After Coachella, phrases like “Like Jennie” reappeared across charts, and Jennie-related terms dominated X (formerly Twitter) global trending lists. Fashion interest surged too—when she wore Mugler and Acne Studios, searches for those brands spiked.
Chanel, which has worked with her since 2017, has also seen big gains. Lunchmetrics found that during the 2025 spring/summer couture season, Chanel’s MIV more than doubled year-over-year to $51.1 million—overtaking long-time leader Dior—and the “Jennie effect” was a major factor. Jennie alone generated roughly $13.4 million of that MIV.
In 2023, analysts estimated a single Jennie social post produced about 2.8 billion KRW (around $2.1 million) in advertising impact—around 2.8 billion won. Given her continued success with BLACKPINK and as a solo artist, that per-post value likely sits even higher today. Her personal social content now rivals official brand campaigns in commercial influence.

From model to creator
Jennie’s impact is striking because she doesn’t just wear products—she shapes them and the brands behind them.
In 2022, Porsche unveiled the Taycan 4S Cross Turismo “for Jennie Ruby Jane,” a model reportedly reflecting her dreams, ideas, and lifestyle. Grant Larson, project manager at Style Porsche, said Jennie “is used to creative collaboration” and surprised the team by bringing a mood board to their first meeting. Jennie explained her cloud-themed design this way: “Spending long stretches on world tours, the sky and clouds are my closest travel companions and symbolize special experiences. I feel a particular bond with them and love capturing natural motifs in photos.”
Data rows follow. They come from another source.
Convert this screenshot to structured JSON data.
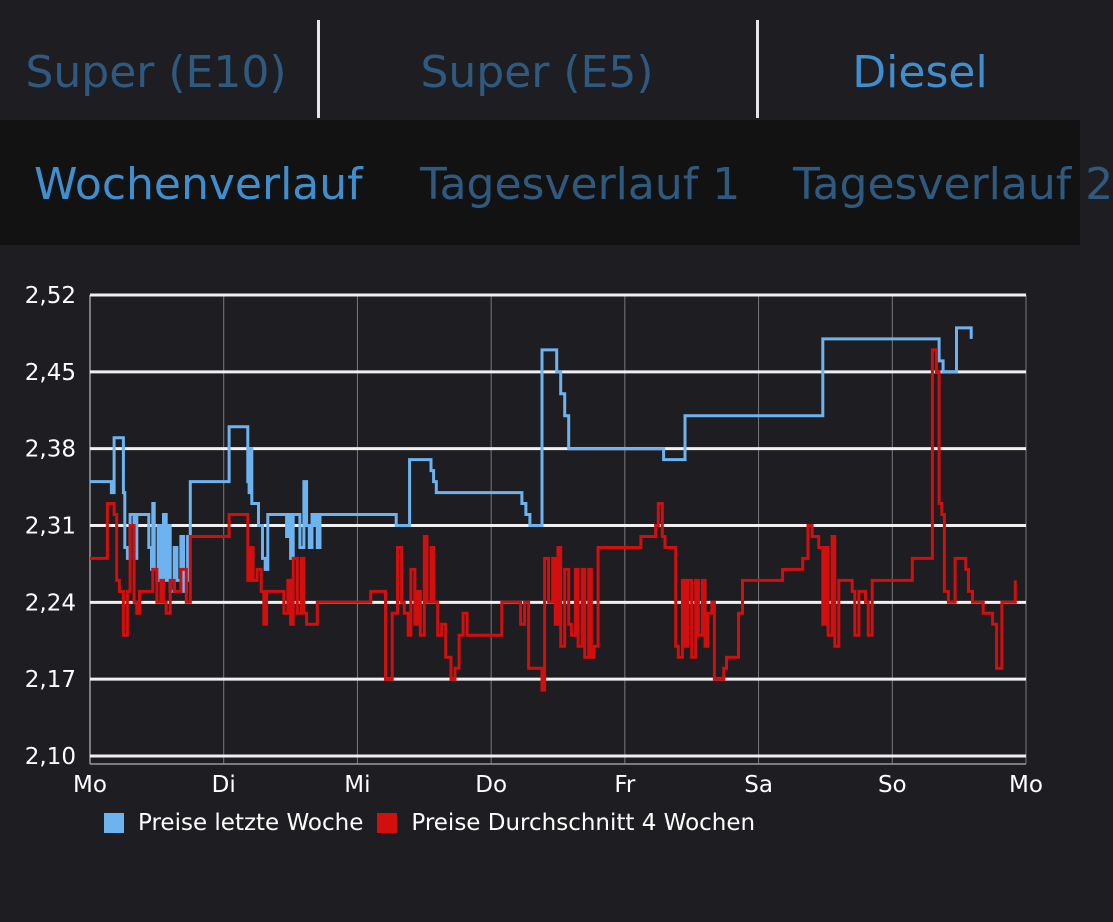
{
  "fuel_tabs": [
    {
      "label": "Super (E10)",
      "active": false
    },
    {
      "label": "Super (E5)",
      "active": false
    },
    {
      "label": "Diesel",
      "active": true
    }
  ],
  "view_tabs": [
    {
      "label": "Wochenverlauf",
      "active": true
    },
    {
      "label": "Tagesverlauf 1",
      "active": false
    },
    {
      "label": "Tagesverlauf 2",
      "active": false
    }
  ],
  "colors": {
    "accent": "#3f8fd0",
    "inactive": "#2f5a80",
    "series_blue": "#6db3ef",
    "series_red": "#d10f0f"
  },
  "chart_data": {
    "type": "line",
    "xlabel": "",
    "ylabel": "",
    "x_ticks": [
      "Mo",
      "Di",
      "Mi",
      "Do",
      "Fr",
      "Sa",
      "So",
      "Mo"
    ],
    "xlim": [
      0,
      7
    ],
    "ylim": [
      2.1,
      2.52
    ],
    "y_ticks": [
      "2,52",
      "2,45",
      "2,38",
      "2,31",
      "2,24",
      "2,17",
      "2,10"
    ],
    "y_tick_values": [
      2.52,
      2.45,
      2.38,
      2.31,
      2.24,
      2.17,
      2.1
    ],
    "grid": "horizontal and vertical",
    "legend_position": "bottom-left",
    "step": true,
    "series": [
      {
        "name": "Preise letzte Woche",
        "color": "#6db3ef",
        "points": [
          [
            0,
            2.35
          ],
          [
            0.15,
            2.35
          ],
          [
            0.16,
            2.34
          ],
          [
            0.18,
            2.39
          ],
          [
            0.24,
            2.39
          ],
          [
            0.25,
            2.34
          ],
          [
            0.26,
            2.29
          ],
          [
            0.28,
            2.28
          ],
          [
            0.3,
            2.32
          ],
          [
            0.33,
            2.28
          ],
          [
            0.35,
            2.32
          ],
          [
            0.43,
            2.32
          ],
          [
            0.44,
            2.29
          ],
          [
            0.46,
            2.27
          ],
          [
            0.47,
            2.33
          ],
          [
            0.48,
            2.27
          ],
          [
            0.5,
            2.26
          ],
          [
            0.51,
            2.31
          ],
          [
            0.53,
            2.26
          ],
          [
            0.55,
            2.32
          ],
          [
            0.57,
            2.26
          ],
          [
            0.58,
            2.31
          ],
          [
            0.6,
            2.25
          ],
          [
            0.63,
            2.29
          ],
          [
            0.65,
            2.26
          ],
          [
            0.68,
            2.3
          ],
          [
            0.7,
            2.25
          ],
          [
            0.72,
            2.26
          ],
          [
            0.73,
            2.3
          ],
          [
            0.75,
            2.35
          ],
          [
            1.03,
            2.35
          ],
          [
            1.04,
            2.4
          ],
          [
            1.16,
            2.4
          ],
          [
            1.18,
            2.35
          ],
          [
            1.19,
            2.34
          ],
          [
            1.2,
            2.38
          ],
          [
            1.21,
            2.33
          ],
          [
            1.25,
            2.33
          ],
          [
            1.26,
            2.31
          ],
          [
            1.29,
            2.28
          ],
          [
            1.31,
            2.27
          ],
          [
            1.33,
            2.32
          ],
          [
            1.38,
            2.32
          ],
          [
            1.46,
            2.32
          ],
          [
            1.47,
            2.3
          ],
          [
            1.48,
            2.32
          ],
          [
            1.5,
            2.28
          ],
          [
            1.52,
            2.32
          ],
          [
            1.55,
            2.32
          ],
          [
            1.57,
            2.29
          ],
          [
            1.6,
            2.35
          ],
          [
            1.62,
            2.31
          ],
          [
            1.64,
            2.29
          ],
          [
            1.66,
            2.32
          ],
          [
            1.68,
            2.31
          ],
          [
            1.69,
            2.32
          ],
          [
            1.7,
            2.29
          ],
          [
            1.72,
            2.32
          ],
          [
            2.28,
            2.32
          ],
          [
            2.29,
            2.31
          ],
          [
            2.38,
            2.31
          ],
          [
            2.39,
            2.37
          ],
          [
            2.53,
            2.37
          ],
          [
            2.55,
            2.36
          ],
          [
            2.57,
            2.35
          ],
          [
            2.59,
            2.34
          ],
          [
            3.2,
            2.34
          ],
          [
            3.23,
            2.33
          ],
          [
            3.26,
            2.32
          ],
          [
            3.29,
            2.31
          ],
          [
            3.36,
            2.31
          ],
          [
            3.38,
            2.47
          ],
          [
            3.46,
            2.47
          ],
          [
            3.49,
            2.45
          ],
          [
            3.52,
            2.43
          ],
          [
            3.55,
            2.41
          ],
          [
            3.58,
            2.38
          ],
          [
            4.28,
            2.38
          ],
          [
            4.29,
            2.37
          ],
          [
            4.44,
            2.37
          ],
          [
            4.45,
            2.41
          ],
          [
            5.46,
            2.41
          ],
          [
            5.48,
            2.48
          ],
          [
            6.32,
            2.48
          ],
          [
            6.35,
            2.46
          ],
          [
            6.38,
            2.45
          ],
          [
            6.47,
            2.45
          ],
          [
            6.48,
            2.49
          ],
          [
            6.58,
            2.49
          ],
          [
            6.59,
            2.48
          ]
        ]
      },
      {
        "name": "Preise Durchschnitt 4 Wochen",
        "color": "#d10f0f",
        "points": [
          [
            0,
            2.28
          ],
          [
            0.12,
            2.28
          ],
          [
            0.13,
            2.33
          ],
          [
            0.18,
            2.32
          ],
          [
            0.2,
            2.26
          ],
          [
            0.22,
            2.25
          ],
          [
            0.25,
            2.21
          ],
          [
            0.28,
            2.25
          ],
          [
            0.3,
            2.31
          ],
          [
            0.33,
            2.24
          ],
          [
            0.35,
            2.23
          ],
          [
            0.37,
            2.25
          ],
          [
            0.45,
            2.25
          ],
          [
            0.47,
            2.27
          ],
          [
            0.5,
            2.24
          ],
          [
            0.53,
            2.26
          ],
          [
            0.55,
            2.24
          ],
          [
            0.57,
            2.23
          ],
          [
            0.6,
            2.26
          ],
          [
            0.63,
            2.25
          ],
          [
            0.67,
            2.25
          ],
          [
            0.68,
            2.27
          ],
          [
            0.72,
            2.24
          ],
          [
            0.75,
            2.3
          ],
          [
            1.03,
            2.3
          ],
          [
            1.04,
            2.32
          ],
          [
            1.17,
            2.32
          ],
          [
            1.18,
            2.26
          ],
          [
            1.2,
            2.29
          ],
          [
            1.22,
            2.26
          ],
          [
            1.25,
            2.27
          ],
          [
            1.28,
            2.25
          ],
          [
            1.3,
            2.22
          ],
          [
            1.32,
            2.25
          ],
          [
            1.35,
            2.25
          ],
          [
            1.38,
            2.25
          ],
          [
            1.42,
            2.25
          ],
          [
            1.45,
            2.23
          ],
          [
            1.48,
            2.26
          ],
          [
            1.5,
            2.22
          ],
          [
            1.52,
            2.28
          ],
          [
            1.55,
            2.23
          ],
          [
            1.58,
            2.28
          ],
          [
            1.6,
            2.23
          ],
          [
            1.62,
            2.22
          ],
          [
            1.66,
            2.22
          ],
          [
            1.7,
            2.24
          ],
          [
            2.05,
            2.24
          ],
          [
            2.1,
            2.25
          ],
          [
            2.2,
            2.25
          ],
          [
            2.21,
            2.17
          ],
          [
            2.25,
            2.17
          ],
          [
            2.26,
            2.23
          ],
          [
            2.28,
            2.23
          ],
          [
            2.3,
            2.29
          ],
          [
            2.33,
            2.24
          ],
          [
            2.35,
            2.23
          ],
          [
            2.38,
            2.21
          ],
          [
            2.4,
            2.27
          ],
          [
            2.43,
            2.22
          ],
          [
            2.45,
            2.25
          ],
          [
            2.47,
            2.21
          ],
          [
            2.5,
            2.3
          ],
          [
            2.52,
            2.24
          ],
          [
            2.55,
            2.29
          ],
          [
            2.57,
            2.24
          ],
          [
            2.6,
            2.21
          ],
          [
            2.63,
            2.22
          ],
          [
            2.66,
            2.19
          ],
          [
            2.7,
            2.17
          ],
          [
            2.73,
            2.18
          ],
          [
            2.76,
            2.21
          ],
          [
            2.79,
            2.23
          ],
          [
            2.82,
            2.21
          ],
          [
            3.06,
            2.21
          ],
          [
            3.08,
            2.24
          ],
          [
            3.2,
            2.24
          ],
          [
            3.22,
            2.22
          ],
          [
            3.25,
            2.24
          ],
          [
            3.28,
            2.18
          ],
          [
            3.3,
            2.18
          ],
          [
            3.35,
            2.18
          ],
          [
            3.38,
            2.16
          ],
          [
            3.4,
            2.28
          ],
          [
            3.43,
            2.24
          ],
          [
            3.46,
            2.28
          ],
          [
            3.48,
            2.22
          ],
          [
            3.5,
            2.29
          ],
          [
            3.52,
            2.2
          ],
          [
            3.55,
            2.27
          ],
          [
            3.58,
            2.22
          ],
          [
            3.6,
            2.21
          ],
          [
            3.63,
            2.27
          ],
          [
            3.65,
            2.2
          ],
          [
            3.68,
            2.27
          ],
          [
            3.7,
            2.19
          ],
          [
            3.73,
            2.27
          ],
          [
            3.75,
            2.19
          ],
          [
            3.77,
            2.2
          ],
          [
            3.8,
            2.29
          ],
          [
            4.1,
            2.29
          ],
          [
            4.12,
            2.3
          ],
          [
            4.2,
            2.3
          ],
          [
            4.23,
            2.31
          ],
          [
            4.25,
            2.33
          ],
          [
            4.28,
            2.3
          ],
          [
            4.3,
            2.29
          ],
          [
            4.35,
            2.29
          ],
          [
            4.38,
            2.2
          ],
          [
            4.4,
            2.19
          ],
          [
            4.43,
            2.26
          ],
          [
            4.45,
            2.2
          ],
          [
            4.47,
            2.26
          ],
          [
            4.5,
            2.19
          ],
          [
            4.53,
            2.26
          ],
          [
            4.55,
            2.21
          ],
          [
            4.58,
            2.26
          ],
          [
            4.6,
            2.2
          ],
          [
            4.62,
            2.23
          ],
          [
            4.65,
            2.24
          ],
          [
            4.67,
            2.17
          ],
          [
            4.72,
            2.17
          ],
          [
            4.74,
            2.18
          ],
          [
            4.76,
            2.19
          ],
          [
            4.8,
            2.19
          ],
          [
            4.85,
            2.23
          ],
          [
            4.88,
            2.26
          ],
          [
            5.15,
            2.26
          ],
          [
            5.18,
            2.27
          ],
          [
            5.3,
            2.27
          ],
          [
            5.33,
            2.28
          ],
          [
            5.37,
            2.31
          ],
          [
            5.4,
            2.3
          ],
          [
            5.45,
            2.29
          ],
          [
            5.48,
            2.22
          ],
          [
            5.5,
            2.29
          ],
          [
            5.52,
            2.21
          ],
          [
            5.55,
            2.3
          ],
          [
            5.57,
            2.2
          ],
          [
            5.6,
            2.26
          ],
          [
            5.65,
            2.26
          ],
          [
            5.7,
            2.25
          ],
          [
            5.72,
            2.21
          ],
          [
            5.75,
            2.25
          ],
          [
            5.78,
            2.25
          ],
          [
            5.8,
            2.24
          ],
          [
            5.82,
            2.21
          ],
          [
            5.85,
            2.26
          ],
          [
            6.12,
            2.26
          ],
          [
            6.15,
            2.28
          ],
          [
            6.27,
            2.28
          ],
          [
            6.3,
            2.47
          ],
          [
            6.33,
            2.45
          ],
          [
            6.35,
            2.33
          ],
          [
            6.37,
            2.32
          ],
          [
            6.39,
            2.25
          ],
          [
            6.42,
            2.24
          ],
          [
            6.45,
            2.24
          ],
          [
            6.47,
            2.28
          ],
          [
            6.52,
            2.28
          ],
          [
            6.55,
            2.27
          ],
          [
            6.57,
            2.25
          ],
          [
            6.6,
            2.24
          ],
          [
            6.63,
            2.24
          ],
          [
            6.65,
            2.24
          ],
          [
            6.68,
            2.23
          ],
          [
            6.72,
            2.23
          ],
          [
            6.75,
            2.22
          ],
          [
            6.78,
            2.18
          ],
          [
            6.82,
            2.24
          ],
          [
            6.9,
            2.24
          ],
          [
            6.92,
            2.26
          ]
        ]
      }
    ]
  }
}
Headphone brand Beats drew on Jennie’s first full-length album, Ruby, to release a red-themed edition that engraved “Ruby” and “JENNIE” initials and added ribbon details to capture her quirky vibe. Tumbler brand Stanley released a mother-of-pearl–patterned design inspired by the same album, even adding a capybara keyring—Jennie’s favorite animal. For the Frankies Bikinis capsule, Jennie participated in design planning and production, which generated buzz well before the launch.
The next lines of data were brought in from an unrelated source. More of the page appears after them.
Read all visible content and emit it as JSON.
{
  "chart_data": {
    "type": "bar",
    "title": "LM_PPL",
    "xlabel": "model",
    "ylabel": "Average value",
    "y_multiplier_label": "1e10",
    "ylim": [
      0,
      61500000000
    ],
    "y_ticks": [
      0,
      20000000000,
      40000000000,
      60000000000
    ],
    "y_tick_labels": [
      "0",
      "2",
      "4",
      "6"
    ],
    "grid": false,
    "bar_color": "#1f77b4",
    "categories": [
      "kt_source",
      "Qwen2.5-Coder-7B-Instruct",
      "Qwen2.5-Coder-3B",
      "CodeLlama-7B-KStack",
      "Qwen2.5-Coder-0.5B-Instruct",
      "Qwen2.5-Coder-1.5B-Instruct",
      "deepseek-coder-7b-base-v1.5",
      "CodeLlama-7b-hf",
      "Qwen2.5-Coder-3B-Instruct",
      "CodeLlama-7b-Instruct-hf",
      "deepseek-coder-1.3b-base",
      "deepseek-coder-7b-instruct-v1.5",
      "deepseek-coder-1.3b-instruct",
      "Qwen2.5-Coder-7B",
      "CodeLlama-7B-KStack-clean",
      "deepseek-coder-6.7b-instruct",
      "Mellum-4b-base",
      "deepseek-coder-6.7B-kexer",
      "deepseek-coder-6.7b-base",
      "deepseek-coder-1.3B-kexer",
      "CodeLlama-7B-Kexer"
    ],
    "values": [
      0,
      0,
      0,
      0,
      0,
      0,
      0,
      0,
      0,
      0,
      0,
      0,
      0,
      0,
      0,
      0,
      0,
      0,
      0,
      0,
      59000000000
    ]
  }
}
These collaborations go beyond slapping a celebrity’s name on a product. They weave Jennie’s personal tastes and identity into the design and the brand, turning items into a shared experience of Jennie’s world.
That shift is meaningful for brands. Instead of merely borrowing a model’s image, companies are embracing an artist’s sensibility to build new identities. Jennie sits at the center of that approach—helping shape brand messages and design language as a partner rather than just a face. By blurring the lines between model and creator, she’s helping brands create fresh value. With summer coming, it’ll be interesting to see whether the brands that teamed up with Jennie post record-breaking results.